Résumé de la décision
M. A..., ancien sergent-chef de l'armée de l'air ayant reçu une pension militaire d'invalidité en raison de lombosciatalgies, a contesté le jugement du tribunal des pensions de Limoges qui a rejeté sa demande de révision de pension suite à l'aggravation de son état de santé. Il a également demandé une expertise médicale. Par un jugement du 23 avril 2020, la cour administrative d'appel a confirmé le rejet de la requête, estimant que les expertises médicales antérieures étaient suffisantes et que la demande de révision de pension n'était pas justifiée, car aucune aggravation significative n'était prouvée.
Arguments pertinents
1. Absence d'aggravation significative : La cour a soutenu qu'aucune des expertises médicales produites par M. A... n'a montré une aggravation de son état de santé qui justifierait une révision de sa pension. Les rapports de 2013 et 2018 ont corroboré une absence d'aggravation aboutissant à un taux d'invalidité supérieur à 55 %. La cour a affirmé : « l'aggravation de la symptomatologie de M. A... n'est pas exclusivement imputable à l'aggravation de l'infirmité pour laquelle il s'est vu attribuer une pension militaire d'invalidité » (point 4).

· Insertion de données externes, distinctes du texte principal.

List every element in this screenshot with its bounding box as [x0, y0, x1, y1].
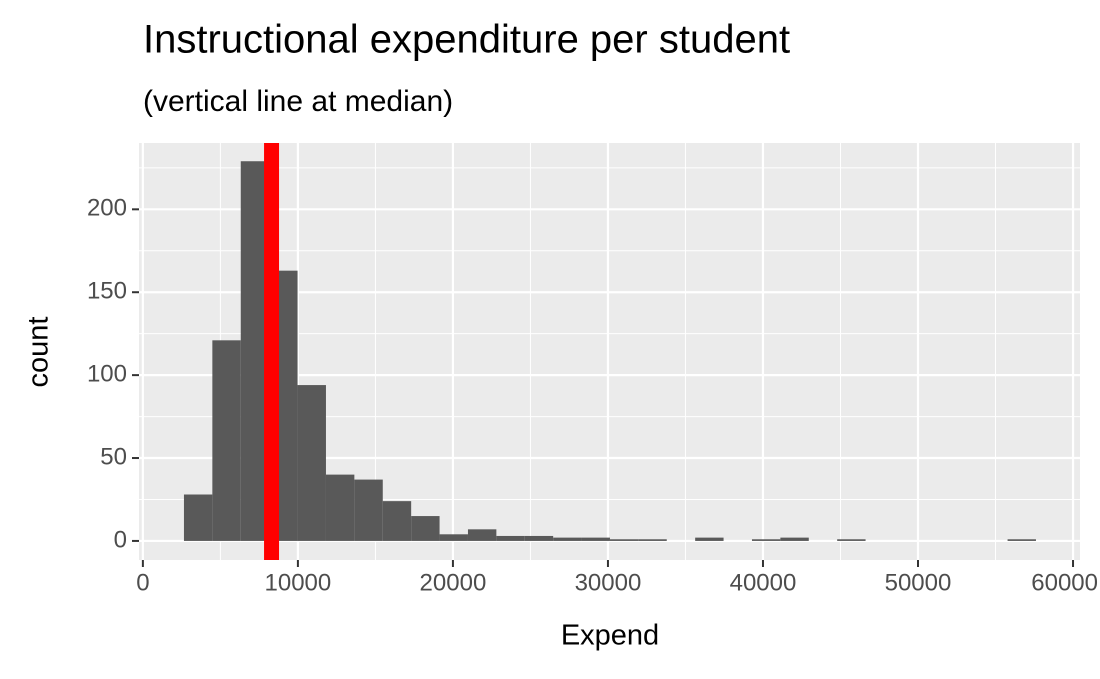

2. Évaluation conforme aux dispositions légales : Concernant la décision du ministre des armées de rejeter la demande de M. A..., la cour a indiqué que cette décision était conforme aux dispositions de l'article L. 154-1 du code des pensions militaires d'invalidité et des victimes de guerre, qui exige que l'aggravation soit d’au moins 10 points pour entraîner une révision de pension. La cour a conclu : « c'est par une exacte application des dispositions précitées que le ministre des armées a, par sa décision du 4 juin 2018, rejeté la demande de M. A... de révision de sa pension » (point 4).
Interprétations et citations légales
1. Interprétation de la révision des pensions : L'article L. 154-1 du code des pensions militaires d'invalidité et des victimes de guerre stipule que « le titulaire d'une pension d'invalidité concédée à titre définitif peut en demander la révision en invoquant l'aggravation d'une ou plusieurs des infirmités en raison desquelles cette pension a été accordée ». En conséquence, la demande de révision est recevable sans condition de délai, mais l'aggravation doit être chiffrée à plus de 10 points pour être considérée.
2. Encadrement par l'expertise médicale : L'article R. 151-9 indique que « l'instruction médicale d'une demande de révision de pension est confiée à un médecin-expert », ce qui souligne l'importance des expertises médicales dans la procédure de révision. Dans ce cas, les expertises fournies n'ont pas été suffisantes pour justifier une modification du taux d'invalidité.
3. Décision de la cour : La cour, après avoir examiné les éléments médicaux présentés par M. A..., a jugé que ces derniers ne remettaient pas en cause les évaluations antérieures, rendant ainsi inutile toute nouvelle expertise. Elle a appliqué les règles de droit de manière rigoureuse, affirmant que "la requête d'appel de M. A..., qui est manifestement dépourvue de fondement, doit être rejetée" (point 5).
Ces éléments montrent la rigueur et la clarté des raisonnements juridiques de la cour qui a confirmé la légalité et la pertinence des décisions prises antérieurement.